CHICAGO — (AP) — The country's preeminent federal fire training academy canceled classes, effective immediately, on Saturday amid the ongoing flurry of funding freezes and staffing cuts by President Donald Trump's administration.
The Federal Emergency Management Agency announced that National Fire Academy courses were canceled amid a "process of evaluating agency programs and spending to ensure alignment with Administration priorities," according to a notice sent to instructors, students and fire departments. Instructors were told to cancel all future travel until further notice.
Firefighters, EMS providers and other first responders from across the country travel to the NFA's Maryland campus for the federally funded institution's free training programs.
“The NFA is a powerhouse for the fire service," said Marc Bashoor, a former Maryland fire chief and West Virginia emergency services director with 44 years of fire safety experience. “It’s not a ‘nice to have.’ It is the one avenue we have to bring people from all over the country to learn from and with each other. If we want to continue to have one of the premier fire services in the world, we need to have the National Fire Academy.”
The academy, which also houses the National Fallen Firefighter's Memorial, opened in 1973 to combat a growing number of fatal fires nationwide. At the time, the National Commission on Fire Prevention and Control envisioned it to be the "West Point of the Fire Service," according to a report form the organization.
Bashoor said the NFA was set to welcome a new set of fire safety officers for training next week.
“People had made their plane and travel reservations. And all of a sudden, they get an email that ‘Sorry, it’s been canceled,'" he said. "It’s really upsetting.”
For firefighters, including those on the frontlines of deadly fires that ravaged California this year, having an essential training institution "shut down under the presumption that there's waste, fraud and abuse" has been demoralizing, Bashoor said. He said losing NFA training could make the coordinated response that prevented additional deaths and destruction in California more difficult.
FEMA and the National Fire Academy did not immediately respond to requests for comment.
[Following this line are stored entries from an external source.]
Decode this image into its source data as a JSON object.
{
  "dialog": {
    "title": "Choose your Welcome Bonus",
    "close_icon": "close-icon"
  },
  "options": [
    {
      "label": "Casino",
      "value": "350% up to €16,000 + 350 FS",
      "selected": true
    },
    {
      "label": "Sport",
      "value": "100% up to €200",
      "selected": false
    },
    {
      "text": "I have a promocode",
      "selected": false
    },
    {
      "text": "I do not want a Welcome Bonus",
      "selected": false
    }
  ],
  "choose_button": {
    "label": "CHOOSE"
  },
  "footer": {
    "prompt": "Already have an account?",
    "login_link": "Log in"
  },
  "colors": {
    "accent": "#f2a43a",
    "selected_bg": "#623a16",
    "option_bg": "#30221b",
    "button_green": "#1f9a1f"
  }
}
While surveying disaster zones in California in January, Trump said he was considering "getting rid of" FEMA altogether, previewing sweeping changes to the nation's central organization of responding to disasters.
Firings at the U.S. Forest Service on the heels of the deadly California blazes also sparked outcry among discharged workers and officials who said it would mean fewer people and less resources will be available to help prevent and fight wildfires.